|Description :||Soutenance de thèse : Universal Decoder for Low Density Parity Check, Turbo and Convolutional Codes
Many wireless communication systems have adopted turbo codes and convolutional codes as the forward error correcting codes (FEC) scheme for data and overhead channels. However, some releases propose LDPC codes for error correction due to the relative complexity of turbo codes decoder implementations and the success of some irregular LDPC codes in achieving the same performance as turbo codes, in some cases surpassing it with low decoding complexity. It is also noteworthy that the new standard releases of these systems will work side by side in actual devices with older ones which are based on turbo and convolutional codes.
Indeed, these two families of codes are both very good in BER performance. Therefore, it seems a good idea to try to relate them so as to enhance technology transfer and hybridization between the two methodologies. Thus, efficient design of universal convolutional, turbo, and LDPC codes decoders is critical for future wireless system implementations. In addition, an efficient decoder for turbo and convolutional codes is mandatory for the implementation of these wireless systems.
This could be accomplished by developing a unified decoding algorithm for convolutional, turbo and LDPC codes through simulations and analytical studies followed by an implementation phase. To introduce this universal decoder, there are two approaches, either based on the maximum a posteriori (MAP) algorithm or the Belief Propagation (BP) algorithm.
Herein, we investigate a new approach to decode convolutional and turbo codes by means of the belief propagation (BP) decoder used for low-density paritycheck
(LDPC) codes. In addition, we introduce a general representation scheme for convolutional codes through parity-check matrices. Also, the parity-check matrices of turbo codes are derived by treating turbo codes as parallel concatenated convolutional codes. Indeed, the BP algorithm provides a highly effective general methodology for devising low complexity iterative decoding algorithms for all convolutional code classes as well as turbo codes.
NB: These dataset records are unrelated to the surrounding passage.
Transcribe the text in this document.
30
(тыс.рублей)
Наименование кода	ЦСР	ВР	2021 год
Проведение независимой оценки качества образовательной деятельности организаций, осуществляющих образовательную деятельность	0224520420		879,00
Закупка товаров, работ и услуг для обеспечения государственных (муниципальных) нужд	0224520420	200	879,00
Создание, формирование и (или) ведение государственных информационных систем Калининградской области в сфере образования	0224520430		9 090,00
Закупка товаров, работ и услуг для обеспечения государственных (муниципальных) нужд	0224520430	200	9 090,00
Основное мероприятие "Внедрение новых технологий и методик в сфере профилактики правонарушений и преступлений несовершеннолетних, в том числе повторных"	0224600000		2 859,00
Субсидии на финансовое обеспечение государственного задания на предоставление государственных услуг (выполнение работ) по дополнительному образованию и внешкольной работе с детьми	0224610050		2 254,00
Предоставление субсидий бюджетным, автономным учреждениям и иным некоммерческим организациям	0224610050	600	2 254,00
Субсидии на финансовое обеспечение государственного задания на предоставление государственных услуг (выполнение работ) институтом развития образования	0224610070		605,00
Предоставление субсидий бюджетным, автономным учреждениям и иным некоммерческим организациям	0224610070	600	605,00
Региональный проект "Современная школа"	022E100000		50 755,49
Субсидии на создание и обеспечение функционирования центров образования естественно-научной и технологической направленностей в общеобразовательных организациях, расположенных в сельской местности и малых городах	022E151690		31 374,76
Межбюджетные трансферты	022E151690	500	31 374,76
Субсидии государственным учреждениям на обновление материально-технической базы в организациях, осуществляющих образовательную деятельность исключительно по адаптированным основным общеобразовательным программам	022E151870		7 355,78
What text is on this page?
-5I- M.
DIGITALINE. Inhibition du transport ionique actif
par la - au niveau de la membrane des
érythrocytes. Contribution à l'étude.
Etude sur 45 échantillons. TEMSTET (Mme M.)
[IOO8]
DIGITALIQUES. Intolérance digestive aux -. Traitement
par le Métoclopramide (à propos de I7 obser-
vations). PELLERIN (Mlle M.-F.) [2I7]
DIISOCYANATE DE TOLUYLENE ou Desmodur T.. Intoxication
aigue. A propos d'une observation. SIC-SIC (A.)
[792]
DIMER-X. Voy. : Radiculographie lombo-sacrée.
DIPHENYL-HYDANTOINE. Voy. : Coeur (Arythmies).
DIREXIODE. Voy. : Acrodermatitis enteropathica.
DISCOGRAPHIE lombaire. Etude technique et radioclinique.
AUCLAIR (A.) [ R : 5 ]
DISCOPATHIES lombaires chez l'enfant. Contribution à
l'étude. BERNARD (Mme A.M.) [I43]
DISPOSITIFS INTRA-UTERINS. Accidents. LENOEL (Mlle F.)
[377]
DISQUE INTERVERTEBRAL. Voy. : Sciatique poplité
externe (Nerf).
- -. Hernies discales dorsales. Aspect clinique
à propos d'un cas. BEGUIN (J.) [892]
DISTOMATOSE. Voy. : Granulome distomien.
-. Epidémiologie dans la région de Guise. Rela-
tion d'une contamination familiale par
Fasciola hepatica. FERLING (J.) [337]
While a small performance loss is observed when decoding turbo codes with BP instead of MAP, this is offset by the lower complexity of the BP algorithm and the inherent advantage of a unified decoding architecture. Furthermore, the present work exploits the parity-check matrix representation of tail-biting convolutional and turbo codes, thus enabling decoding via a unified belief propagation (BP) algorithm for new wireless communications systems such asWorldwide Interoperability for Microwave Access (WiMAX) and Long Term Evolution (LTE). Eventually, to predict the convergence threshold of turbo codes, we applied the extrinsic information transfer (EXIT) chart method to the corresponding decoder by treating it as a concatenation of variable and check nodes."